# Friday 3/8



## Capt. Delynn (Oct 4, 2007)

My buddy Tommy called me Thursday about fishing Friday. He had been watching the weather like all the rest of us fish heads. I told him we have jacks, deep drop, triggers, and mingos. He was not interested at all in deep dropping. Some people love it and some don't. He does not care for it. He wanted some jacks and we can go from there. So off we went Friday morning from Destin. Bait was a little tough but we got some trash fish offshore and we had some jigs.
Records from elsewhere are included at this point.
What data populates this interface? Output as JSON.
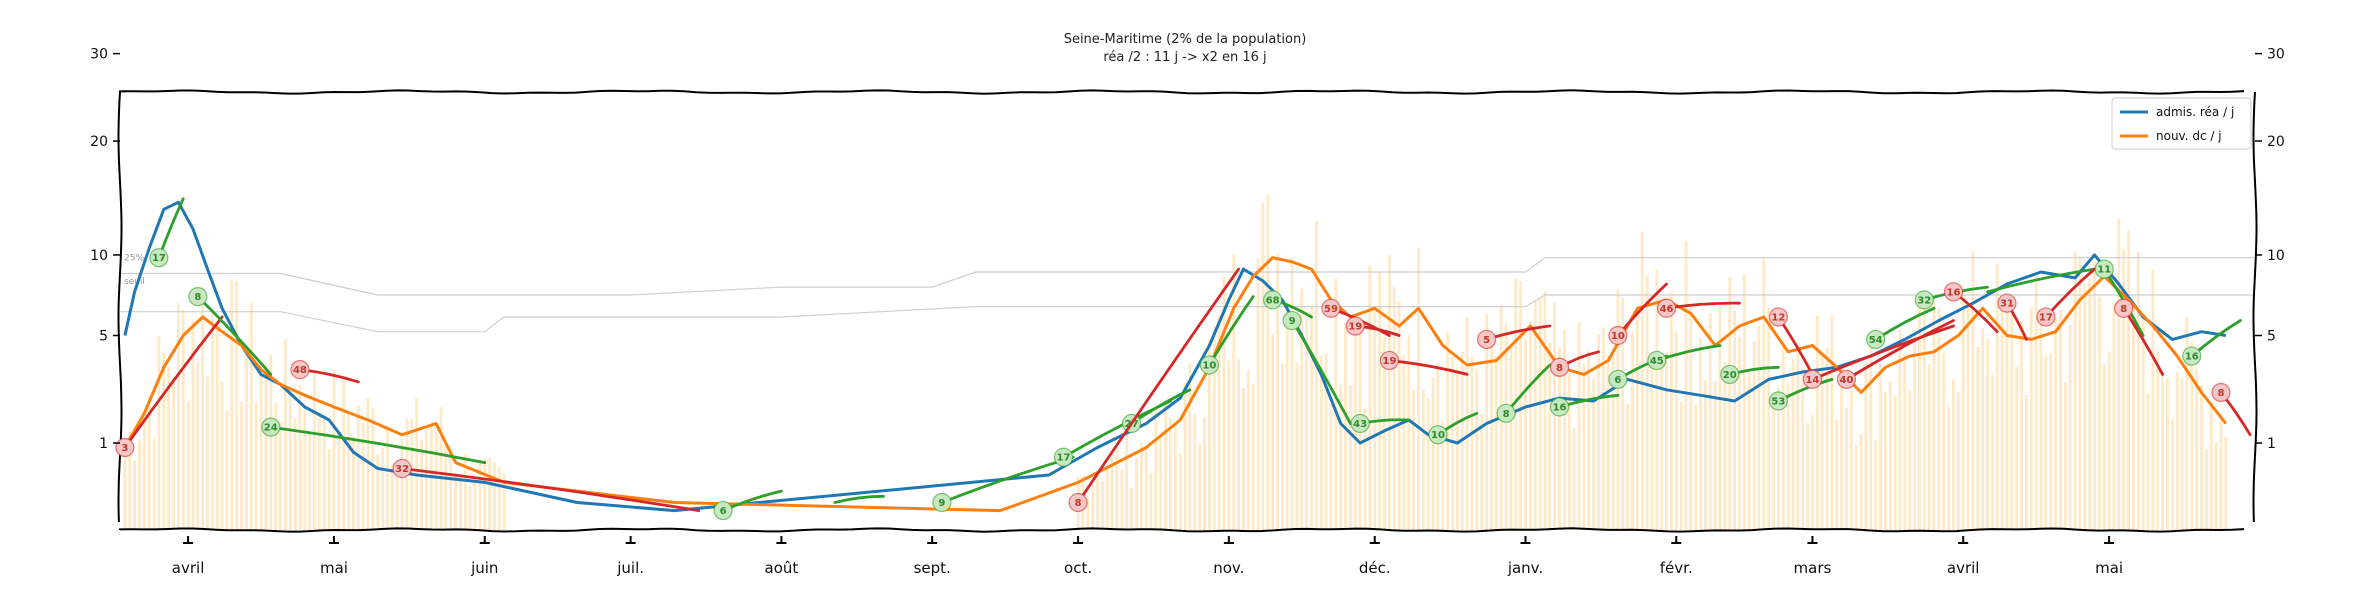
{
  "chart_data": {
    "type": "line",
    "title": "Seine-Maritime (2% de la population)",
    "subtitle": "réa /2 : 11 j -> x2 en 16 j",
    "xlabel": "",
    "ylabel": "",
    "y_scale": "sqrt",
    "ylim": [
      0,
      32
    ],
    "y_ticks": [
      1,
      5,
      10,
      20,
      30
    ],
    "grid": false,
    "legend_position": "top-right",
    "x_range": [
      "2020-03-18",
      "2021-05-31"
    ],
    "month_ticks": [
      {
        "label": "avril",
        "date": "2020-04-01"
      },
      {
        "label": "mai",
        "date": "2020-05-01"
      },
      {
        "label": "juin",
        "date": "2020-06-01"
      },
      {
        "label": "juil.",
        "date": "2020-07-01"
      },
      {
        "label": "août",
        "date": "2020-08-01"
      },
      {
        "label": "sept.",
        "date": "2020-09-01"
      },
      {
        "label": "oct.",
        "date": "2020-10-01"
      },
      {
        "label": "nov.",
        "date": "2020-11-01"
      },
      {
        "label": "déc.",
        "date": "2020-12-01"
      },
      {
        "label": "janv.",
        "date": "2021-01-01"
      },
      {
        "label": "févr.",
        "date": "2021-02-01"
      },
      {
        "label": "mars",
        "date": "2021-03-01"
      },
      {
        "label": "avril",
        "date": "2021-04-01"
      },
      {
        "label": "mai",
        "date": "2021-05-01"
      }
    ],
    "series": [
      {
        "name": "admis. réa / j",
        "color": "#1f77b4",
        "points": [
          [
            "2020-03-19",
            5.0
          ],
          [
            "2020-03-21",
            7.5
          ],
          [
            "2020-03-24",
            10.5
          ],
          [
            "2020-03-27",
            13.6
          ],
          [
            "2020-03-30",
            14.2
          ],
          [
            "2020-04-02",
            12.0
          ],
          [
            "2020-04-05",
            9.0
          ],
          [
            "2020-04-08",
            6.5
          ],
          [
            "2020-04-12",
            4.5
          ],
          [
            "2020-04-16",
            3.2
          ],
          [
            "2020-04-20",
            2.8
          ],
          [
            "2020-04-25",
            2.0
          ],
          [
            "2020-04-30",
            1.6
          ],
          [
            "2020-05-05",
            0.8
          ],
          [
            "2020-05-10",
            0.5
          ],
          [
            "2020-05-18",
            0.4
          ],
          [
            "2020-06-01",
            0.3
          ],
          [
            "2020-06-20",
            0.1
          ],
          [
            "2020-07-10",
            0.05
          ],
          [
            "2020-09-25",
            0.4
          ],
          [
            "2020-10-05",
            0.9
          ],
          [
            "2020-10-15",
            1.5
          ],
          [
            "2020-10-22",
            2.3
          ],
          [
            "2020-10-28",
            4.5
          ],
          [
            "2020-11-01",
            7.0
          ],
          [
            "2020-11-04",
            9.0
          ],
          [
            "2020-11-08",
            8.2
          ],
          [
            "2020-11-12",
            7.0
          ],
          [
            "2020-11-16",
            5.0
          ],
          [
            "2020-11-20",
            3.2
          ],
          [
            "2020-11-24",
            1.5
          ],
          [
            "2020-11-28",
            1.0
          ],
          [
            "2020-12-03",
            1.3
          ],
          [
            "2020-12-08",
            1.6
          ],
          [
            "2020-12-12",
            1.2
          ],
          [
            "2020-12-18",
            1.0
          ],
          [
            "2020-12-24",
            1.5
          ],
          [
            "2021-01-01",
            2.0
          ],
          [
            "2021-01-08",
            2.3
          ],
          [
            "2021-01-15",
            2.2
          ],
          [
            "2021-01-22",
            3.0
          ],
          [
            "2021-01-30",
            2.6
          ],
          [
            "2021-02-06",
            2.4
          ],
          [
            "2021-02-13",
            2.2
          ],
          [
            "2021-02-20",
            3.0
          ],
          [
            "2021-02-27",
            3.3
          ],
          [
            "2021-03-06",
            3.5
          ],
          [
            "2021-03-13",
            4.0
          ],
          [
            "2021-03-20",
            4.8
          ],
          [
            "2021-03-27",
            5.8
          ],
          [
            "2021-04-03",
            6.8
          ],
          [
            "2021-04-10",
            8.0
          ],
          [
            "2021-04-17",
            8.8
          ],
          [
            "2021-04-24",
            8.4
          ],
          [
            "2021-04-28",
            10.0
          ],
          [
            "2021-05-03",
            8.0
          ],
          [
            "2021-05-08",
            6.0
          ],
          [
            "2021-05-14",
            4.8
          ],
          [
            "2021-05-20",
            5.2
          ],
          [
            "2021-05-25",
            5.0
          ]
        ]
      },
      {
        "name": "nouv. dc / j",
        "color": "#ff7f0e",
        "points": [
          [
            "2020-03-19",
            0.9
          ],
          [
            "2020-03-23",
            1.8
          ],
          [
            "2020-03-27",
            3.5
          ],
          [
            "2020-03-31",
            5.0
          ],
          [
            "2020-04-04",
            6.0
          ],
          [
            "2020-04-08",
            5.2
          ],
          [
            "2020-04-12",
            4.5
          ],
          [
            "2020-04-16",
            3.4
          ],
          [
            "2020-04-20",
            2.8
          ],
          [
            "2020-04-25",
            2.4
          ],
          [
            "2020-05-01",
            2.0
          ],
          [
            "2020-05-08",
            1.6
          ],
          [
            "2020-05-15",
            1.2
          ],
          [
            "2020-05-22",
            1.5
          ],
          [
            "2020-05-26",
            0.6
          ],
          [
            "2020-06-05",
            0.3
          ],
          [
            "2020-06-20",
            0.2
          ],
          [
            "2020-07-10",
            0.1
          ],
          [
            "2020-09-15",
            0.05
          ],
          [
            "2020-10-01",
            0.3
          ],
          [
            "2020-10-15",
            0.9
          ],
          [
            "2020-10-22",
            1.6
          ],
          [
            "2020-10-28",
            3.5
          ],
          [
            "2020-11-02",
            6.5
          ],
          [
            "2020-11-06",
            8.5
          ],
          [
            "2020-11-10",
            9.8
          ],
          [
            "2020-11-14",
            9.5
          ],
          [
            "2020-11-18",
            9.0
          ],
          [
            "2020-11-22",
            7.0
          ],
          [
            "2020-11-26",
            6.0
          ],
          [
            "2020-12-01",
            6.5
          ],
          [
            "2020-12-06",
            5.5
          ],
          [
            "2020-12-10",
            6.5
          ],
          [
            "2020-12-15",
            4.5
          ],
          [
            "2020-12-20",
            3.6
          ],
          [
            "2020-12-26",
            3.8
          ],
          [
            "2021-01-02",
            5.5
          ],
          [
            "2021-01-08",
            3.5
          ],
          [
            "2021-01-13",
            3.2
          ],
          [
            "2021-01-18",
            3.8
          ],
          [
            "2021-01-24",
            6.5
          ],
          [
            "2021-01-30",
            7.0
          ],
          [
            "2021-02-04",
            6.2
          ],
          [
            "2021-02-09",
            4.5
          ],
          [
            "2021-02-14",
            5.5
          ],
          [
            "2021-02-19",
            6.0
          ],
          [
            "2021-02-24",
            4.2
          ],
          [
            "2021-03-01",
            4.5
          ],
          [
            "2021-03-06",
            3.5
          ],
          [
            "2021-03-11",
            2.5
          ],
          [
            "2021-03-16",
            3.5
          ],
          [
            "2021-03-21",
            4.0
          ],
          [
            "2021-03-26",
            4.2
          ],
          [
            "2021-03-31",
            5.0
          ],
          [
            "2021-04-05",
            6.5
          ],
          [
            "2021-04-10",
            5.0
          ],
          [
            "2021-04-15",
            4.8
          ],
          [
            "2021-04-20",
            5.2
          ],
          [
            "2021-04-25",
            7.0
          ],
          [
            "2021-04-30",
            8.5
          ],
          [
            "2021-05-05",
            7.0
          ],
          [
            "2021-05-10",
            5.5
          ],
          [
            "2021-05-15",
            4.0
          ],
          [
            "2021-05-20",
            2.5
          ],
          [
            "2021-05-25",
            1.5
          ]
        ]
      }
    ],
    "trend_segments": {
      "growing_color": "#d62728",
      "declining_color": "#2ca02c",
      "segments": [
        {
          "trend": "up",
          "from": [
            "2020-03-19",
            0.9
          ],
          "to": [
            "2020-04-08",
            6.0
          ],
          "label": "3"
        },
        {
          "trend": "down",
          "from": [
            "2020-03-26",
            9.8
          ],
          "to": [
            "2020-03-31",
            14.5
          ],
          "label": "17"
        },
        {
          "trend": "down",
          "from": [
            "2020-04-03",
            7.2
          ],
          "to": [
            "2020-04-18",
            3.2
          ],
          "label": "8"
        },
        {
          "trend": "down",
          "from": [
            "2020-04-18",
            1.4
          ],
          "to": [
            "2020-06-01",
            0.6
          ],
          "label": "24"
        },
        {
          "trend": "up",
          "from": [
            "2020-04-24",
            3.4
          ],
          "to": [
            "2020-05-06",
            2.9
          ],
          "label": "48"
        },
        {
          "trend": "up",
          "from": [
            "2020-05-15",
            0.5
          ],
          "to": [
            "2020-07-15",
            0.05
          ],
          "label": "32"
        },
        {
          "trend": "down",
          "from": [
            "2020-07-20",
            0.05
          ],
          "to": [
            "2020-08-01",
            0.2
          ],
          "label": "6"
        },
        {
          "trend": "down",
          "from": [
            "2020-08-12",
            0.1
          ],
          "to": [
            "2020-08-22",
            0.15
          ],
          "label": ""
        },
        {
          "trend": "down",
          "from": [
            "2020-09-03",
            0.1
          ],
          "to": [
            "2020-09-30",
            0.7
          ],
          "label": "9"
        },
        {
          "trend": "down",
          "from": [
            "2020-09-28",
            0.7
          ],
          "to": [
            "2020-10-20",
            2.2
          ],
          "label": "17"
        },
        {
          "trend": "down",
          "from": [
            "2020-10-12",
            1.5
          ],
          "to": [
            "2020-10-24",
            2.6
          ],
          "label": "27"
        },
        {
          "trend": "up",
          "from": [
            "2020-10-01",
            0.1
          ],
          "to": [
            "2020-11-03",
            9.0
          ],
          "label": "8"
        },
        {
          "trend": "down",
          "from": [
            "2020-10-28",
            3.6
          ],
          "to": [
            "2020-11-06",
            7.2
          ],
          "label": "10"
        },
        {
          "trend": "down",
          "from": [
            "2020-11-10",
            7.0
          ],
          "to": [
            "2020-11-18",
            6.0
          ],
          "label": "68"
        },
        {
          "trend": "down",
          "from": [
            "2020-11-14",
            5.8
          ],
          "to": [
            "2020-11-26",
            1.5
          ],
          "label": "9"
        },
        {
          "trend": "up",
          "from": [
            "2020-11-22",
            6.5
          ],
          "to": [
            "2020-12-04",
            5.0
          ],
          "label": "59"
        },
        {
          "trend": "up",
          "from": [
            "2020-11-27",
            5.5
          ],
          "to": [
            "2020-12-06",
            5.0
          ],
          "label": "19"
        },
        {
          "trend": "down",
          "from": [
            "2020-11-28",
            1.5
          ],
          "to": [
            "2020-12-08",
            1.6
          ],
          "label": "43"
        },
        {
          "trend": "up",
          "from": [
            "2020-12-04",
            3.8
          ],
          "to": [
            "2020-12-20",
            3.2
          ],
          "label": "19"
        },
        {
          "trend": "down",
          "from": [
            "2020-12-14",
            1.2
          ],
          "to": [
            "2020-12-22",
            1.8
          ],
          "label": "10"
        },
        {
          "trend": "up",
          "from": [
            "2020-12-24",
            4.8
          ],
          "to": [
            "2021-01-06",
            5.5
          ],
          "label": "5"
        },
        {
          "trend": "down",
          "from": [
            "2020-12-28",
            1.8
          ],
          "to": [
            "2021-01-06",
            3.6
          ],
          "label": "8"
        },
        {
          "trend": "up",
          "from": [
            "2021-01-08",
            3.5
          ],
          "to": [
            "2021-01-16",
            4.2
          ],
          "label": "8"
        },
        {
          "trend": "down",
          "from": [
            "2021-01-08",
            2.0
          ],
          "to": [
            "2021-01-20",
            2.4
          ],
          "label": "16"
        },
        {
          "trend": "up",
          "from": [
            "2021-01-20",
            5.0
          ],
          "to": [
            "2021-01-30",
            8.0
          ],
          "label": "10"
        },
        {
          "trend": "down",
          "from": [
            "2021-01-20",
            3.0
          ],
          "to": [
            "2021-01-30",
            4.0
          ],
          "label": "6"
        },
        {
          "trend": "down",
          "from": [
            "2021-01-28",
            3.8
          ],
          "to": [
            "2021-02-10",
            4.5
          ],
          "label": "45"
        },
        {
          "trend": "up",
          "from": [
            "2021-01-30",
            6.5
          ],
          "to": [
            "2021-02-14",
            6.8
          ],
          "label": "46"
        },
        {
          "trend": "down",
          "from": [
            "2021-02-12",
            3.2
          ],
          "to": [
            "2021-02-22",
            3.5
          ],
          "label": "20"
        },
        {
          "trend": "up",
          "from": [
            "2021-02-22",
            6.0
          ],
          "to": [
            "2021-03-01",
            3.2
          ],
          "label": "12"
        },
        {
          "trend": "down",
          "from": [
            "2021-02-22",
            2.2
          ],
          "to": [
            "2021-03-05",
            3.0
          ],
          "label": "53"
        },
        {
          "trend": "up",
          "from": [
            "2021-03-01",
            3.0
          ],
          "to": [
            "2021-03-30",
            5.5
          ],
          "label": "14"
        },
        {
          "trend": "up",
          "from": [
            "2021-03-08",
            3.0
          ],
          "to": [
            "2021-03-30",
            5.8
          ],
          "label": "40"
        },
        {
          "trend": "down",
          "from": [
            "2021-03-14",
            4.8
          ],
          "to": [
            "2021-03-26",
            6.5
          ],
          "label": "54"
        },
        {
          "trend": "down",
          "from": [
            "2021-03-24",
            7.0
          ],
          "to": [
            "2021-04-06",
            7.8
          ],
          "label": "32"
        },
        {
          "trend": "up",
          "from": [
            "2021-03-30",
            7.5
          ],
          "to": [
            "2021-04-08",
            5.2
          ],
          "label": "16"
        },
        {
          "trend": "up",
          "from": [
            "2021-04-10",
            6.8
          ],
          "to": [
            "2021-04-14",
            4.8
          ],
          "label": "31"
        },
        {
          "trend": "down",
          "from": [
            "2021-04-06",
            7.5
          ],
          "to": [
            "2021-04-28",
            9.0
          ],
          "label": ""
        },
        {
          "trend": "up",
          "from": [
            "2021-04-18",
            6.0
          ],
          "to": [
            "2021-04-28",
            9.0
          ],
          "label": "17"
        },
        {
          "trend": "down",
          "from": [
            "2021-04-30",
            9.0
          ],
          "to": [
            "2021-05-08",
            5.0
          ],
          "label": "11"
        },
        {
          "trend": "up",
          "from": [
            "2021-05-04",
            6.5
          ],
          "to": [
            "2021-05-12",
            3.2
          ],
          "label": "8"
        },
        {
          "trend": "down",
          "from": [
            "2021-05-18",
            4.0
          ],
          "to": [
            "2021-05-28",
            5.8
          ],
          "label": "16"
        },
        {
          "trend": "up",
          "from": [
            "2021-05-24",
            2.5
          ],
          "to": [
            "2021-05-30",
            1.2
          ],
          "label": "8"
        }
      ]
    },
    "threshold_labels": [
      "25%",
      "seuil"
    ],
    "background_bars_color": "#ffe9c7"
  }
}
First couple stops only produced groupers and snappers. Finally found our jacks and threw back a bunch of groupers and snappers in the mix. The grouper were thick today. The season needs to open soon. Now what, well everyone was tired already and we can be home early. Sounds good. Little Tommy had boiled 80 lbs of crawfish the day before and brought about 10 lbs. We eat on them all day. Back in early and home early. I love those days. Good times with good friends, good food, and fishing all at the same time. Life is so good. 
Looks like rough weather the next few days. Everyone be safe and get out there. Oh Yea, Lots of fish were harmed in the making of this report. :yes:

Capt. Delynn Sigler
Offshore/Deepsea Fishing Guide
(850)689-3133 Hm/Office
(850)758-2165 Cell


----------



## Capt. Delynn (Oct 4, 2007)

another pic


----------



## JoeZ (Sep 30, 2007)

Dang it Delynn!! 

Nice job captain.


----------



## Chris V (Oct 18, 2007)

Nice catch. Its a bittersweet feeling catching big Gags like that out of season


----------



## Realtor (Oct 1, 2007)

nice!


----------



## flounderslayerman (Jun 3, 2011)

It sucks when can't keep gags of that caliber. Fine trip though Delynn !!!


----------



## Tim Gibbs (Dec 13, 2012)

*Tim Gibbs*

Not a chance on being focussed at work today after seeing this! Awesome job Delynn!


----------



## Captain Jake Adams (Oct 3, 2007)

Those are some stud gags, hurry up July 1st! Great job as always captain


----------



## NoCatch (Apr 27, 2008)

Some beautiful fish there, Captain! Love of the Sea and its beautiful bounty!

John


----------



## Capt. Delynn (Oct 4, 2007)

Thanks everyone. We had a blast even though we had to wade through the groupers and snappers. I think we caught 8 or 9 gags and a bunch of big snappers. Everything out there seems to be a nice grade. Course, when its not legal to keep anything, they all get big. I'm with Jake, come on July 1st. I bet I can not find even a small one then. But, I bet I try real hard anyway. It did hurt my little boy feelings that I can not gaff them and have to throw them back!


----------



## DAWGONIT (Jan 16, 2009)

Pretty work on the line-in/line-out syndrome. 
Thanks for sharing & catch 'em up.


----------



## Joerob5 (Feb 5, 2010)

Delynn,

Nice Gags! I cant wait for July 1st.


----------



## lobsterman (Sep 30, 2007)

Captain, those are some slob gags. Awesome job as usual.


----------



## cobe killer (Apr 13, 2008)

great report delynn!!!! beautiful gags and a stud aj.


----------